Jan 30, 2018
Can Amazon, Berkshire, and Chase Change Health Care?
Three influential U.S. companies are teaming up tackle the healthcare crisis in the U.S.

Three of the largest and most influential companies in the U.S. are teaming up to tackle the health care crisis in the U.S.
E-commerce titan Amazon, business conglomerate Berkshire Hathaway, and mega-bank JPMorgan Chase announced on Tuesday that they will collaborate to offer their U.S.-based employees solutions for better and more affordable health care.
The leaders of the companies–Amazon’s Jeff Bezos, Berkshire Hathaway’s Warren Buffett and JPMorgan’s Jamie Dimon–are among the wealthiest and most prominent business executives in the world. And the combined weight of these companies will bring to bear resources that few other companies can match, says health-care expert and journalist Sam Baker of Axios.
The executives offered few details about the project, which they said is in its early stages, but they said in a press release the companies would focus “on technology solutions that will provide [their] U.S. employees and their families with simplified, high-quality and transparent health care at a reasonable cost,” as well as creating a solution “free from profit-making incentives”.
Hoping to cut health care costs
Health care costs in the U.S. are the most expensive in the world, and they increase every year.
Spending on health care makes up a staggering $3.3. trillion, or 18% of the economy, according to the most recent report from the Centers for Medicare & Medicaid Services, the federal agency that administers both public health care insurance programs. Spending amounted to $10,348 per person in 2016, the most recent year for which the agency had data.

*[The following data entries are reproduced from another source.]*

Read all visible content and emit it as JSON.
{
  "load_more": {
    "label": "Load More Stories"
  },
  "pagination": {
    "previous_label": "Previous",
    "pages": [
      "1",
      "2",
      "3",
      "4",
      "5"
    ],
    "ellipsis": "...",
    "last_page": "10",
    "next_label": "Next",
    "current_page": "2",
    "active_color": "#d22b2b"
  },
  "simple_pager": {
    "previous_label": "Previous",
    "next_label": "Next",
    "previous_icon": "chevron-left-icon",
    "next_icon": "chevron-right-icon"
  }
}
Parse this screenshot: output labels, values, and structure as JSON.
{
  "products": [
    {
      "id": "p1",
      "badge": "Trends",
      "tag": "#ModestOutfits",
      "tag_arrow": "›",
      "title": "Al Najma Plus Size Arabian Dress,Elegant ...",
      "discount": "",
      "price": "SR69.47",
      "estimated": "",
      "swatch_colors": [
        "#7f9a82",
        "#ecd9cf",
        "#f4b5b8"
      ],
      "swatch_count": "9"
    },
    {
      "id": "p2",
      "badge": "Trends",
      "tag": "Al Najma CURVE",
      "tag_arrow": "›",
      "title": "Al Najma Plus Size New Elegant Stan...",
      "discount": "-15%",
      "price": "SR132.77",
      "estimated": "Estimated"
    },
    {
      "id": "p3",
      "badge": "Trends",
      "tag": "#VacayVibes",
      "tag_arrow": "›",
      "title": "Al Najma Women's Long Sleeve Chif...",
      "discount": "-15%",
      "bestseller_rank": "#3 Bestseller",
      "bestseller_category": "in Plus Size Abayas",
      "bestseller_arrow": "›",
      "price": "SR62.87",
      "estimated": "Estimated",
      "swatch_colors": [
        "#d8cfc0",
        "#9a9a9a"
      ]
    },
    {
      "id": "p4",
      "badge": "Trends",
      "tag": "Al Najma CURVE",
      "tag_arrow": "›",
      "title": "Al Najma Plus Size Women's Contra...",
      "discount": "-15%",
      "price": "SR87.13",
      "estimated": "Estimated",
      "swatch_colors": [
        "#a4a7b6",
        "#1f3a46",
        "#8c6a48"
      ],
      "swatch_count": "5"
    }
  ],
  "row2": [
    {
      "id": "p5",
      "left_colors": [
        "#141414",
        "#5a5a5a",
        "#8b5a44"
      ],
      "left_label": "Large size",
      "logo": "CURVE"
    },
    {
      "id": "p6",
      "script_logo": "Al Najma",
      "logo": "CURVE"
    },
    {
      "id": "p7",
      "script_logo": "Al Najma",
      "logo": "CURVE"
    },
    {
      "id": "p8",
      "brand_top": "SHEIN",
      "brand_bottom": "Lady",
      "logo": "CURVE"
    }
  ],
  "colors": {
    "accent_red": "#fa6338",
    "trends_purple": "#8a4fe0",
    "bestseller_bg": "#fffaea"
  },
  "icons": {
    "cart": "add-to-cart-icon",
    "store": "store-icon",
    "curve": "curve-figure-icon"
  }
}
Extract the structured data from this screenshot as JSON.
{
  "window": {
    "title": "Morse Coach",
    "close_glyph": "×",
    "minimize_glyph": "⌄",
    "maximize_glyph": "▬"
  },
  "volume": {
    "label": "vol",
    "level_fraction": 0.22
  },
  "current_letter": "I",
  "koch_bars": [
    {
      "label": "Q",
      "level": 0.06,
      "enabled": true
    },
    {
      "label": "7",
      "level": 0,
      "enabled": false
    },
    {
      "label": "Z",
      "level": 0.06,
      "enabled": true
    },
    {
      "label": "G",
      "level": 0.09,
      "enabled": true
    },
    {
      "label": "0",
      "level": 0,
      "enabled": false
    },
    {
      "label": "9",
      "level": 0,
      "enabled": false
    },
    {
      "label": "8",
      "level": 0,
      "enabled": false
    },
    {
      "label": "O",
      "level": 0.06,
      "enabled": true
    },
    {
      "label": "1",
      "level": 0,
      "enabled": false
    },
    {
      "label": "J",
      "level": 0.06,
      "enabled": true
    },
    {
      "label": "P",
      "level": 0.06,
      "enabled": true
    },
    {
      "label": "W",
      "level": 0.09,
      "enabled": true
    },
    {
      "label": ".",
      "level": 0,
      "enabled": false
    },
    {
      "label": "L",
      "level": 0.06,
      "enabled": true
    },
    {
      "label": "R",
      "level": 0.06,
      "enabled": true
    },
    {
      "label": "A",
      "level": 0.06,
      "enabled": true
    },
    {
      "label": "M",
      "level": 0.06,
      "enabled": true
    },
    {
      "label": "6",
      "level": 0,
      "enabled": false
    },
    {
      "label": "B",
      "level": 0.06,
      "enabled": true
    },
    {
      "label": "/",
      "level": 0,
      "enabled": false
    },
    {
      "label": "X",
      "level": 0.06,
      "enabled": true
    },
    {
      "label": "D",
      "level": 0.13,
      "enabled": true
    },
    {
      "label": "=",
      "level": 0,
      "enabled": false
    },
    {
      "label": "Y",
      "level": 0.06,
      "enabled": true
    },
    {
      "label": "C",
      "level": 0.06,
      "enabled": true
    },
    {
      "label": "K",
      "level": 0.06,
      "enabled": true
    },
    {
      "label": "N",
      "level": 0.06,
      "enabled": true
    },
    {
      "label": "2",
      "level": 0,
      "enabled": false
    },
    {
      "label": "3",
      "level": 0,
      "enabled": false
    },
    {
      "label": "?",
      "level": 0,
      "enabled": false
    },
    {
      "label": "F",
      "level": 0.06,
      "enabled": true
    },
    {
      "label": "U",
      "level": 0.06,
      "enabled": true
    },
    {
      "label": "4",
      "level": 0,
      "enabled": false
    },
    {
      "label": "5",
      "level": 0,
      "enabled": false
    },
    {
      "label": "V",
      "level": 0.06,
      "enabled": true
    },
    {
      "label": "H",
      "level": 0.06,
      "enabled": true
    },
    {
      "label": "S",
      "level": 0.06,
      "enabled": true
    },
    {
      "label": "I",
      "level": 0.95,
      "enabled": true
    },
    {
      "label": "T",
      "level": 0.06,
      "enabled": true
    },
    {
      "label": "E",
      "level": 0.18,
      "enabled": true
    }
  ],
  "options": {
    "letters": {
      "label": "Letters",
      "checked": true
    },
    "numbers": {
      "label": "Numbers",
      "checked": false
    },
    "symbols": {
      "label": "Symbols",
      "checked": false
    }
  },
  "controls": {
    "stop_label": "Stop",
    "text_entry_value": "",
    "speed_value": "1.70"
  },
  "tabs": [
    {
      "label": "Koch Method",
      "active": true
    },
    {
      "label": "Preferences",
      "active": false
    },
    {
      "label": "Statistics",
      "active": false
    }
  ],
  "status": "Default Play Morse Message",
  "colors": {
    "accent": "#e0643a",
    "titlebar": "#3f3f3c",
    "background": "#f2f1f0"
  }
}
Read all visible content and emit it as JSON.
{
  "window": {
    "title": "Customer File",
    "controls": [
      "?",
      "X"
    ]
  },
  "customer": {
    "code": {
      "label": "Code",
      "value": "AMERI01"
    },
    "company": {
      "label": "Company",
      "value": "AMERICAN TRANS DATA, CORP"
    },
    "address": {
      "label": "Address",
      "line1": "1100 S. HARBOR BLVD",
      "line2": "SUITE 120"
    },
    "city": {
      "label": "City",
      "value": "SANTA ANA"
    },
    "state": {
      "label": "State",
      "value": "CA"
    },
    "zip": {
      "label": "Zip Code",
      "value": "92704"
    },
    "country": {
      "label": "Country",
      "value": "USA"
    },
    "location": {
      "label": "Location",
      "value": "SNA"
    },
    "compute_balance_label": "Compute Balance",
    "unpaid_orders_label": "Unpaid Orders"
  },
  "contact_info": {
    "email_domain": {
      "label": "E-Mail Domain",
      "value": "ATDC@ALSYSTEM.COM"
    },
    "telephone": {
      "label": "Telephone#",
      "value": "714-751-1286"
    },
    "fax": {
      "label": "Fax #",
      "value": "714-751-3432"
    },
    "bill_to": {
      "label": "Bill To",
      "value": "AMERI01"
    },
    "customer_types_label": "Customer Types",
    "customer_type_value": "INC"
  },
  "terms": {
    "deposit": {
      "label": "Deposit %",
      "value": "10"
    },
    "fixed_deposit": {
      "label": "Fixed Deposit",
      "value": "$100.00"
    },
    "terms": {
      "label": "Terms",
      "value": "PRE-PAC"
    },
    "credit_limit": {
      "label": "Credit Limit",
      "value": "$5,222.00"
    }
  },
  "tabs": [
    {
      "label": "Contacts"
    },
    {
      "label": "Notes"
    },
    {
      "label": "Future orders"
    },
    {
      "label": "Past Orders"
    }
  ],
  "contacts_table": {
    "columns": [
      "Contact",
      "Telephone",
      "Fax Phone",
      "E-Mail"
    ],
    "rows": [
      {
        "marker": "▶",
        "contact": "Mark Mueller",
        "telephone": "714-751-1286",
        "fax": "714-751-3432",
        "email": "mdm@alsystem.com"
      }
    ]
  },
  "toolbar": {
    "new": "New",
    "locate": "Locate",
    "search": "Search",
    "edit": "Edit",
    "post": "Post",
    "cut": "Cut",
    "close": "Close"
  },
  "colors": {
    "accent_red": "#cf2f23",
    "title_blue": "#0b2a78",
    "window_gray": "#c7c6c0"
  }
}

“The ballooning costs of health care act as a hungry tapeworm on the American economy,” Buffett said in a statement announcing the initiative. “Our group does not come to this problem with answers. But we also do not accept it as inevitable. Rather, we share the belief that putting our collective resources behind the country’s best talent can, in time, check the rise in health costs while concurrently enhancing patient satisfaction and outcomes.”
The combined count of U.S. employees for Amazon, Berkshire, and Chase is 1.2 million, according to reports.
Spending on healthcare makes up a staggering $3.3. trillion, or 18% of the economy, according to the Centers for Medicare & Medicaid Services
In addition to size and scale, each company has potentially unique strengths to bring to the new endeavor, according to analysts. Amazon offers its cutting edge data analytics and logistics, whereas Berkshire is an expert in insurance, and Chase specializes in banking and finance.
Warren Buffett, Jamie Dimon, and Jeff Bezos
“The health care system is complex, and we enter into this challenge open-eyed about the degree of difficulty,” Bezos said in the same statement. “Hard as it might be, reducing health care’s burden on the economy while improving outcomes for employees and their families would be worth the effort.
The Amazon effect
Amazon has long been rumored to have an interest in disrupting the health and medical markets, for example through its involvement in medical device sales, and potentially by changing the vast pharmacy market.
And it’s not alone among large U.S. companies tackling the rising costs and increasing dysfunction of the health care market.
In December, drugstore giant CVS announced it would acquire health insurance titan Aetna in a deal worth nearly $70 billion.
Both Aetna and CVS are making a bet on the way health care will be delivered in the future, experts say, with a focus on one-stop shops in local communities offering a range of health and wellness services, including walk-in clinics and filling prescriptions.
The stocks of a wide segment of health companies fell following news of the alliance, according to reports. Aetna’s stock dropped 2.3%, while shares of Cigna declined 5.7%, and benefits manager Express Scripts fell 6% in morning trading*.